Why Lane Kiffin might be LSU's best option

Why Lane Kiffin might be LSU's best option

Published Nov. 15, 2016 3:33 p.m. ET

Alabama coordinator Lane Kiffin is on the list of LSU coaching candidates after the school fired Les Miles Sunday.

No one is disputing that.

And why wouldn’t he be? Kiffin hits all the boxes for LSU.

He has head coaching experience in the SEC. He’s young. He’s an elite recruiter. He knows the current landscape of the league. He’s won a national championship as a coordinator. He’s offensive minded. He’s worked closely with Nick Saban.

ADVERTISEMENT

This is exactly what LSU is looking for in their next head coach.

The only problem? Well, it’s Lane Kiffin...
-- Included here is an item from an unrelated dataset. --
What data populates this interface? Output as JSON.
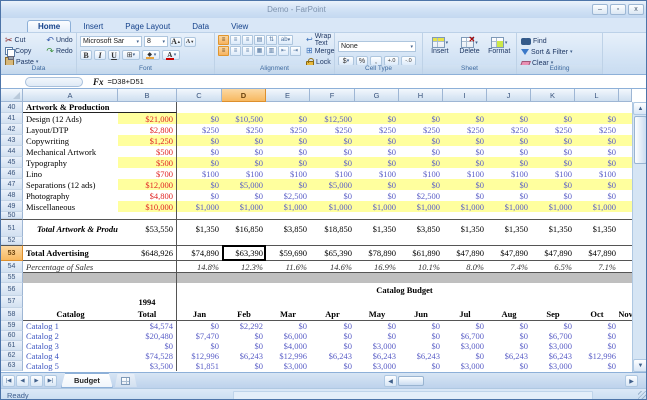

You know, Lane Kiffin, the guy who was hired as the head coach of the Raiders at age 31, only to leave for the University of Tennessee two years later in an acrimonious split that was only upped by his move to USC after one year at Rocky Top.

The same Lane Kiffin who was fired from USC at an LAX terminal.

For the better part of a decade, wherever Kiffin has gone, chaos and controversy have followed. Fairly or not, that’s his rap now.

The LSU power brokers who are making this hire still view the Tigers’ job as one of the best in the nation, so why would they sign up for Kiffin? The state, school, and athletic department are in a vulnerable place, and a bad hire could put all in an even more precarious spot. We’ve seen what Kiffin has done elsewhere as a head coach. How could LSU risk that?

Well, because LSU might not have a better choice. They might have to take the risk on Kiffin’s second (or third, or fourth) chance.

LSU’s first choice is widely expected to be Jimbo Fisher, who was the team’s offensive coordinator from 2000 to 2006. After that, Houston coach Tom Herman is the closest thing to a slam dunk the coaching world has to offer.

LSU needs to land Fisher or Herman or they’re going to have a big public relations problem.

But why would Fisher or Herman go to LSU?

The super boosters on the bayou are going to have the money, but at the highest levels of the college football coaching ranks, money isn’t everything. The nation’s best coaches can get more than enough money to live as a coordinator at a major school. No, coaches want institutional stability, near-limitless athletic department support, and the ability to run a program the way they want.

Right now, LSU cannot provide any of those three things.

That makes LSU a risky job to take. The state has a massive budget shortfall which threatens the school, athletic director Joe Alleva could be fired at any minute, and any coach that comes to LSU is going to inherit a roster that is viewed as a few tweaks away from National Championship contention.

LSU might have the money for a big head coach’s salary, but with that money comes major expectations. The new coach is going to have to win now and win big. There will be no honeymoon period and no opportunity to make all the changes a coach might deem necessary.

Fisher has one of the best jobs in the nation, and while LSU is arguably a bigger platform than Florida State, he already makes more than $5 million a season and has a program built to contend for national championships for the next decade while playing in an easier conference to reach the College Football Playoff. Outside of boredom, where’s the upside of LSU for Fisher?

You can see the upside of LSU for Herman, but that gap could close significantly should Houston go to the Big 12 conference. Should Houston get the call-up, Herman would get a $5 million bonus and surely renegotiate his contract with the school to make him one of the highest-paid coaches in the nation. He probably won’t get to LSU money, but you can’t imagine that with Houston’s boosters, he’d be too far off, and he’d have complete and total control over his football program — you can’t put a price on that.

LSU can’t offer that control. No one knows who is in charge at the school, leaving a vacuum for the boosters to run the show.

Louisville head coach Bobby Petrino has a similar situation to Fisher, plus a level of debt to athletic director Tom Jurich, who gave him a second (or third, or fourth) chance when he brought him back to the school. Clemson coach Dabo Swinney’s isn’t going to leave that job for anything but Alabama, his alma matter.

Those are the elite coaches. LSU’s best shot is with Herman, and if he passes, where does that leave LSU?

In a spot where Lane Kiffin would make a lot of sense.